At the time we talked, the two biggest national success stories in Houston rock history were ZZ Top and, to a much more limited extent, King's X. (Even with those two bands, I am given over to cultural cringe-y misgivings -- after all, two-thirds of Top is from Dallas, and King's X moved here en masse from Missouri. Neither band was an organic growth from Houston's musical soil. )

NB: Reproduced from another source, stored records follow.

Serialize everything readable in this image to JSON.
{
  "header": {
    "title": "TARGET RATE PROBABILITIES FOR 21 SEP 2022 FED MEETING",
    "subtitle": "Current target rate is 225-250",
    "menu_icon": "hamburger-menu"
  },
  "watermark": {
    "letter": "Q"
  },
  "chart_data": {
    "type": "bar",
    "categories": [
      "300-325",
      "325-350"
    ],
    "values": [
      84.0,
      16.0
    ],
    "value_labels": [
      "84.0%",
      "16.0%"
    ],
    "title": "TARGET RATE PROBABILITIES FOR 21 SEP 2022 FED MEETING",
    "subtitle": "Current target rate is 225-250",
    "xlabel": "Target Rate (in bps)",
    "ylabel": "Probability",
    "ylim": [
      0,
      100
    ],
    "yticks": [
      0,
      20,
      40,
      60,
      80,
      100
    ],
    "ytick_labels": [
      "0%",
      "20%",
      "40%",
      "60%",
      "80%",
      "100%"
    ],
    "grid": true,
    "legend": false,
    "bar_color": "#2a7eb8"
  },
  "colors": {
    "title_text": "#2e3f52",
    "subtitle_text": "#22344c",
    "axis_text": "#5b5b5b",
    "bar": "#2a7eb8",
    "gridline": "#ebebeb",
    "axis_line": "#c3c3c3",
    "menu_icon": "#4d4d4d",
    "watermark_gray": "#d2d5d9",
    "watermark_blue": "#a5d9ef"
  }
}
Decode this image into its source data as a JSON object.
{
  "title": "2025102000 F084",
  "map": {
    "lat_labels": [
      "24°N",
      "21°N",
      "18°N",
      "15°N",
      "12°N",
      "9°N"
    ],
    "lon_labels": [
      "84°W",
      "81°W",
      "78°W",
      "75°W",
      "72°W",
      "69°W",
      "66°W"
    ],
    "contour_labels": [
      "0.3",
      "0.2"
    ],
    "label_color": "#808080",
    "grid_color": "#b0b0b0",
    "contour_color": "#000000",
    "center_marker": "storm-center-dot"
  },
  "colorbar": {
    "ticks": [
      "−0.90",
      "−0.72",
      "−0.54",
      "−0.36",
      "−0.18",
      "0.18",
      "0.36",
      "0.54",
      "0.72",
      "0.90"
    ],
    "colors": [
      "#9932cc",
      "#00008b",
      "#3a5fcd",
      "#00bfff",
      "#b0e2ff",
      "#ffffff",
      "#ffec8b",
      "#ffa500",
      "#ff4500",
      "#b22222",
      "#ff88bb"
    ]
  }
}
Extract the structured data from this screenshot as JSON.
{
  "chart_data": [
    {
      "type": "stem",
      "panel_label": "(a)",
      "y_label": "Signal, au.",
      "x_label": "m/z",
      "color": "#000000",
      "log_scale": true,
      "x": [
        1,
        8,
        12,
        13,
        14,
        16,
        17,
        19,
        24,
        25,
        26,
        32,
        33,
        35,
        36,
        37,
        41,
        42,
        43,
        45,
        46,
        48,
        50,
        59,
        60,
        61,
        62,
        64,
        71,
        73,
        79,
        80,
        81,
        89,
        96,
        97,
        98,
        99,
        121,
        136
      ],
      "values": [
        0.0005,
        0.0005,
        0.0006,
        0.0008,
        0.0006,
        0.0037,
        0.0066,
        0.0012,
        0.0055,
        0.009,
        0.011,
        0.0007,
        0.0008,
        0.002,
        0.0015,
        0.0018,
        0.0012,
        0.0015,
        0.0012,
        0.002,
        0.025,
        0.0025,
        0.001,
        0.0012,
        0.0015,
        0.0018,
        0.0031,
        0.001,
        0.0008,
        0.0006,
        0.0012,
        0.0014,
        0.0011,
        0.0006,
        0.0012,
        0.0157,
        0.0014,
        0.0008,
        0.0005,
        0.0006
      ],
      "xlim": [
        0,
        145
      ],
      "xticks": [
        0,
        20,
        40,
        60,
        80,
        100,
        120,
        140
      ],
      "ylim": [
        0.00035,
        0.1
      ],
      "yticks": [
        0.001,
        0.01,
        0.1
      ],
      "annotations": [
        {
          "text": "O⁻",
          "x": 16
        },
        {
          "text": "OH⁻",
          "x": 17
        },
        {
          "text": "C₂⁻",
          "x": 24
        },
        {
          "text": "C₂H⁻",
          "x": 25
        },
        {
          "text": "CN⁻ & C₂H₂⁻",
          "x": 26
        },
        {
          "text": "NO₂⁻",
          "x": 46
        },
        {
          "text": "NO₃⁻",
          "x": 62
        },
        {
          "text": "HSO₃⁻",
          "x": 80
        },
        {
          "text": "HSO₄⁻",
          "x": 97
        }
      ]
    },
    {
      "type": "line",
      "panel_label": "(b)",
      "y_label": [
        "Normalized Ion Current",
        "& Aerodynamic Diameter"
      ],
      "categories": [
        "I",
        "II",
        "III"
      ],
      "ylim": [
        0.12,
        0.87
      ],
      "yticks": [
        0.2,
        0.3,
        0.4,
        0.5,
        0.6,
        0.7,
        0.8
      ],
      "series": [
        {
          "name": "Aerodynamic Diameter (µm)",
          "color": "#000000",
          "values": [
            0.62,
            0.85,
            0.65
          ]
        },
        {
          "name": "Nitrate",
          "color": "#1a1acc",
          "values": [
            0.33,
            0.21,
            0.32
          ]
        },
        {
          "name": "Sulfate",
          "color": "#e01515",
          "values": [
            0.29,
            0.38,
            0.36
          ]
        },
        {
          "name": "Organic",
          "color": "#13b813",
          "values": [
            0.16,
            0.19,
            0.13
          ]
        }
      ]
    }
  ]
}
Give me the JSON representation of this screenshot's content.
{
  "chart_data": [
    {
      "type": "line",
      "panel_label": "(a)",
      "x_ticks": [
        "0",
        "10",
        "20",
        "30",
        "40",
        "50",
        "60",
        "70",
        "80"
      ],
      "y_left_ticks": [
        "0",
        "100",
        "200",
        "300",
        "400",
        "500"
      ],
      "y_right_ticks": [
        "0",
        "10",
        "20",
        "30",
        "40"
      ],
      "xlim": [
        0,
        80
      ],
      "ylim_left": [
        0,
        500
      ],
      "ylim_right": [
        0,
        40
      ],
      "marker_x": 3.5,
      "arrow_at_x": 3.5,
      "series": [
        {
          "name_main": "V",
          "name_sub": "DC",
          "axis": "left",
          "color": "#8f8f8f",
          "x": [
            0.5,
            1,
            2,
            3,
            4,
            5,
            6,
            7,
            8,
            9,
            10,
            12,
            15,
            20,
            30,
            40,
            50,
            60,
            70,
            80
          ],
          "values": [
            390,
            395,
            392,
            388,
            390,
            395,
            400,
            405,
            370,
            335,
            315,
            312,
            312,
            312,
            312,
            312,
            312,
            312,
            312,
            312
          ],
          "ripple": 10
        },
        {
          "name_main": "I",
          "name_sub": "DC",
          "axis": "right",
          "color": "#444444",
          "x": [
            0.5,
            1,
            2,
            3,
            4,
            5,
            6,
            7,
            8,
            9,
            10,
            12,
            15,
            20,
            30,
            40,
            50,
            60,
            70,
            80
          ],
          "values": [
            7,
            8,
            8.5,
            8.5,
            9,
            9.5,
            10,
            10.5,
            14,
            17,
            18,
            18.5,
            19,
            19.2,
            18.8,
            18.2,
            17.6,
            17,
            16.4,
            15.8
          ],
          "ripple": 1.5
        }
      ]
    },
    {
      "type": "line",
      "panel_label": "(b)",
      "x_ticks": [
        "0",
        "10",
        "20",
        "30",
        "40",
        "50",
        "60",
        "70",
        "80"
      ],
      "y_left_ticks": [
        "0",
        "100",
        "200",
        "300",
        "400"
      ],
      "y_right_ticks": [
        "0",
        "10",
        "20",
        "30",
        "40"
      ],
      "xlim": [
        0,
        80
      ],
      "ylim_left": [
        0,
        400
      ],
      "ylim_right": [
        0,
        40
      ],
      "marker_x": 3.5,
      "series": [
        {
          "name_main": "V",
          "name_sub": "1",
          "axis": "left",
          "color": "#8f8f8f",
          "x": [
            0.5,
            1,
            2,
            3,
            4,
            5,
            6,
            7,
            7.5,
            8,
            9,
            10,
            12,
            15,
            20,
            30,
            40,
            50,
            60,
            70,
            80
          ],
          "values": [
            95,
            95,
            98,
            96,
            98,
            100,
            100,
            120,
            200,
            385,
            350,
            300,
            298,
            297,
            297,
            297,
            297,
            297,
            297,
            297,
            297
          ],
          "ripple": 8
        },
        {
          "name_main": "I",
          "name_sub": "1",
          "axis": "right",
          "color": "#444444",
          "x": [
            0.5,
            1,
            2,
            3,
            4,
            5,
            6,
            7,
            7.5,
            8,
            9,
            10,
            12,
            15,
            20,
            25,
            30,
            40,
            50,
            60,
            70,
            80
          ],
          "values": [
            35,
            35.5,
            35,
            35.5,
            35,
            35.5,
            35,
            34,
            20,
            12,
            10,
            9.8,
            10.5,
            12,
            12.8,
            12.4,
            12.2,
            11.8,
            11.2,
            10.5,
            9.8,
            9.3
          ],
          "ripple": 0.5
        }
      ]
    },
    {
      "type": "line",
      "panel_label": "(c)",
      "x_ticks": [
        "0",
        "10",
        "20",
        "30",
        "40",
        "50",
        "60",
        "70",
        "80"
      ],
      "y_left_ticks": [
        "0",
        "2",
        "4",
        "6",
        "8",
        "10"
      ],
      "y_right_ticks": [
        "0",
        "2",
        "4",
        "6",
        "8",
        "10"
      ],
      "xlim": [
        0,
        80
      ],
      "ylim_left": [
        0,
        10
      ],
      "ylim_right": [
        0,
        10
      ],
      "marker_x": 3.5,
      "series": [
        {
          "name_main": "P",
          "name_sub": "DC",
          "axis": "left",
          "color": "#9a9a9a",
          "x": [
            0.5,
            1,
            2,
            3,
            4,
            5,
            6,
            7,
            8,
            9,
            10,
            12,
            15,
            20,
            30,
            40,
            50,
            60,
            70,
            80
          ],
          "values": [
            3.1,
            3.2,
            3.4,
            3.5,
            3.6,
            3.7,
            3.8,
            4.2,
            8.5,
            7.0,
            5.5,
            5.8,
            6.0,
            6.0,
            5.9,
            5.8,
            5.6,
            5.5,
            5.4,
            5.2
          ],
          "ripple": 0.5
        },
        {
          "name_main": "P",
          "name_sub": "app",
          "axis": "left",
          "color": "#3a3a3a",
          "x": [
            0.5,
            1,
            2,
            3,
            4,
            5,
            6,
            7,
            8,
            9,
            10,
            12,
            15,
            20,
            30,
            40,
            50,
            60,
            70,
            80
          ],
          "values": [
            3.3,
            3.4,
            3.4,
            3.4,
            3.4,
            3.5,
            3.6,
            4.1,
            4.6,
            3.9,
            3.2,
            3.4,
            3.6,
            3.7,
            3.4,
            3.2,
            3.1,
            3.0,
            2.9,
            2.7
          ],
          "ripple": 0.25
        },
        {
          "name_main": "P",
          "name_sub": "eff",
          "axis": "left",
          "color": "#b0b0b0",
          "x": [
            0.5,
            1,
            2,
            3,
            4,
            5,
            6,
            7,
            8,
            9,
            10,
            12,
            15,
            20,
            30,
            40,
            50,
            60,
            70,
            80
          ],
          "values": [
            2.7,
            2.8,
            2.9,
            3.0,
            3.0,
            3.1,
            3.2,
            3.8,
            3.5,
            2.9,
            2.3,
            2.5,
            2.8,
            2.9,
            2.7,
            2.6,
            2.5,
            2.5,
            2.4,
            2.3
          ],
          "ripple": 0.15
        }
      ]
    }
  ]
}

Since then, of course, Blue October has hit it big. But what kind of message has their success sent? As local musician/ man-about-town David Beebe pointed out in a note on one of the posts on our blog, there was once, long ago, something interesting about Blue October's sound. It definitely didn't sound like Houston, whatever that means today, and it was neither my idea (nor Beebe's) of great music, but it was somewhat unique. But after they got signed and dropped and signed again, they totally junked whatever that unique thing was. Today, they are Nickelback with a fiddle. They could come from anywhere, from Fort Lauderdale to Vancouver, but sadly, right now, they are our rock and roll representatives to the world. Today, when outsiders think of Houston rock, they think Blue October, and they heap scorn on us, and that just furthers our sense of cultural insecurity.